The Commonwealth of Massachusetts has selected Mayflower Wind Energy LLC – a joint venture of Shell New Energies US LLC and EDPR Offshore North America LLC – as the the winning bid for its second offshore wind energy solicitation.
Through its project, Mayflower Wind will supply 804 MW of clean energy to electricity customers within the state – enough to power approximately half a million homes. This selection is the next step in the implementation of the commonwealth’s Section 83C offshore wind development procurement process.
Mayflower Wind anticipates an expected start-up date of 2025 for the project, which would be located more than 20 miles south of Nantucket, Mass. The developer also expects the following economic benefits:
- Long-term prices below the original price cap of $84.23/MWh;
- $3.7 billion in electricity rate reduction over the term of the contract;
- The creation of up to 10,000 jobs in Massachusetts; and
- The elimination of 1.7 million metric tons CO2 emissions annually.

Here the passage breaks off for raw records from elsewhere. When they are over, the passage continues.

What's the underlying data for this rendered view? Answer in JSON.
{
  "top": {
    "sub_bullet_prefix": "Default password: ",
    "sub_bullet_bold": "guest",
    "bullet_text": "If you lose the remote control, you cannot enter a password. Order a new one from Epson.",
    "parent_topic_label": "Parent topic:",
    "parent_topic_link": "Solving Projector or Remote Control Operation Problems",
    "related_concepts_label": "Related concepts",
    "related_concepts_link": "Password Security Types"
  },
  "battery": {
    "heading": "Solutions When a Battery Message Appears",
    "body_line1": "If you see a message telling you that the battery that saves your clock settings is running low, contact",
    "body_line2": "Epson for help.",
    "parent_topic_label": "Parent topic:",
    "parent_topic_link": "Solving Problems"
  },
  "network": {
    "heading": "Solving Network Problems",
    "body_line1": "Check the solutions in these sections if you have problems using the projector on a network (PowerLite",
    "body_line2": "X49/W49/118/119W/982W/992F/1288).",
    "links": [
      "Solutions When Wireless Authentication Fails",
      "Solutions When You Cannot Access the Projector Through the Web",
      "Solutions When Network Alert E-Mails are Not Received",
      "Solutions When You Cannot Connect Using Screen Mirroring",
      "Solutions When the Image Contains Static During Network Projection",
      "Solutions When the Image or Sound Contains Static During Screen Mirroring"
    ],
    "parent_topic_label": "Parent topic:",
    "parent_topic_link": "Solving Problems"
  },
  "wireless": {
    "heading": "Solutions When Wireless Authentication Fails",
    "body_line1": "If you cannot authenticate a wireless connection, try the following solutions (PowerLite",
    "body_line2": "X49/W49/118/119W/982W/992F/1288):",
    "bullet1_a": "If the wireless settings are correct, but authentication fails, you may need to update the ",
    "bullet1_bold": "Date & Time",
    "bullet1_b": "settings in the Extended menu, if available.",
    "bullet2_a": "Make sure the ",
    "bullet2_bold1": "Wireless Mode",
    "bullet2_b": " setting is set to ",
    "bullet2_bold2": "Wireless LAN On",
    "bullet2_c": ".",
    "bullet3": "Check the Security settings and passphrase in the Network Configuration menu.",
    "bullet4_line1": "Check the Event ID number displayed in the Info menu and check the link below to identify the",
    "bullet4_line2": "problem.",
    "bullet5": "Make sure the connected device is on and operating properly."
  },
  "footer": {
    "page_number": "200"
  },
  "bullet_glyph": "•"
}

Mayflower Wind says it has also proposed the same competitive pricing solution to Connecticut under its current procurement process for offshore wind.
Commenting on Massachusetts’ latest offshore selection, Liz Burdock, president and CEO of the Business Network for Offshore Wind, says, “This is evidence that the U.S. offshore wind industry is becoming a mainstream clean energy source for U.S. coastal states, and the opportunity for the U.S.-based supply chain is only going to grow. It also underscores that states’ energy procurement policies, like those of Massachusetts, are vital for the nation’s transition to a clean energy economy.”
The Massachusetts Department of Energy Resources (DOER) issued its request for proposals on May 23, and bids were due on Aug. 23. The October approval demonstrates that the state is speeding up its solicitation review process, the Business Network for Offshore Wind points out.
According to DOER, Mayflower Wind proposed wind energy at a more competitive price, with greater economic development opportunities for the commonwealth and the South Coast, than any other bidder.
Criteria used in the evaluation of the bids included an economic evaluation of the benefits for ratepayers, the project’s ability to foster employment and economic development in the commonwealth, and the project’s environmental impacts and the extent to which a project demonstrates that it avoids or mitigates impacts to regional commercial fisheries.
“Offshore wind continues to be a significant resource for clean electricity and a major component of the commonwealth clean electricity policy,” comments Judith Judson, DOER commissioner. “Offshore wind adds to our diverse, clean electric portfolio and provides progress towards a clean, affordable and resilient energy future.”
The next steps are for Mayflower Wind and the state to negotiate long-term power contracts by Dec. 13, and for the contracts to be submitted to the Massachusetts Department of Public Utilities for approval on Jan. 10, 2020.
“Major oil and gas companies and utilities understand the future of electricity generation along the U.S. Coast is offshore wind,” Burdock adds. “The selection of Mayflower Wind, a joint project between oil and gas giant Shell New Energies and the Portuguese utility EDP Renewables, truly demonstrates the rush to fuel supply diversification. This team will bring regulatory expertise and utilize a supply chain that will expand across America.”
The developer joins Vineyard Wind 1 as another approved offshore wind farm in Massachusetts. Vineyard Wind LLC, a 50/50 joint venture between Avangrid Renewables and Copenhagen Infrastructure Partners, is currently facing a federal delay for its Vineyard Wind 1 project. It was selected in 2018 as the winning bid under Massachusetts’ first 83C offshore wind solicitation. The developer had also submitted another project proposal for the latest solicitation.
“While today’s decision is disappointing, we remain fully committed to delivering the first large-scale offshore wind farm in the United States to Massachusetts and will continue to grow our company in the commonwealth,” notes Lars Pedersen, CEO of Vineyard Wind. “Congratulations to Mayflower Wind on their winning bid; we look forward to working with them and other developers to engage with stakeholders across the region. We commend the Baker-Polito administration and the Massachusetts legislature for their continued commitment to renewable energy and plans to pursue another 1,600 MW of offshore wind for Massachusetts in the coming years.”
By selecting Mayflower Wind, the state has reached its initial procurement target of approximately 1.6 GW from the Energy Diversity Act of 2016. The combined energy output of the selected Vineyard Wind and Mayflower Wind projects under Section 83C represents approximately 12% of total Massachusetts annual energy demand, according to DOER.
“With today’s announcement of additional, cost-effective offshore wind energy, the commonwealth continues to be a national leader in this industry,” says Gov. Charlie Baker, R-Mass. “Offshore wind is an important component of our administration’s efforts to reduce greenhouse-gas emissions and provide affordable energy options, and we look forward to continuing to develop the commonwealth’s emerging offshore wind industry in a sustainable manner that benefits all residents.”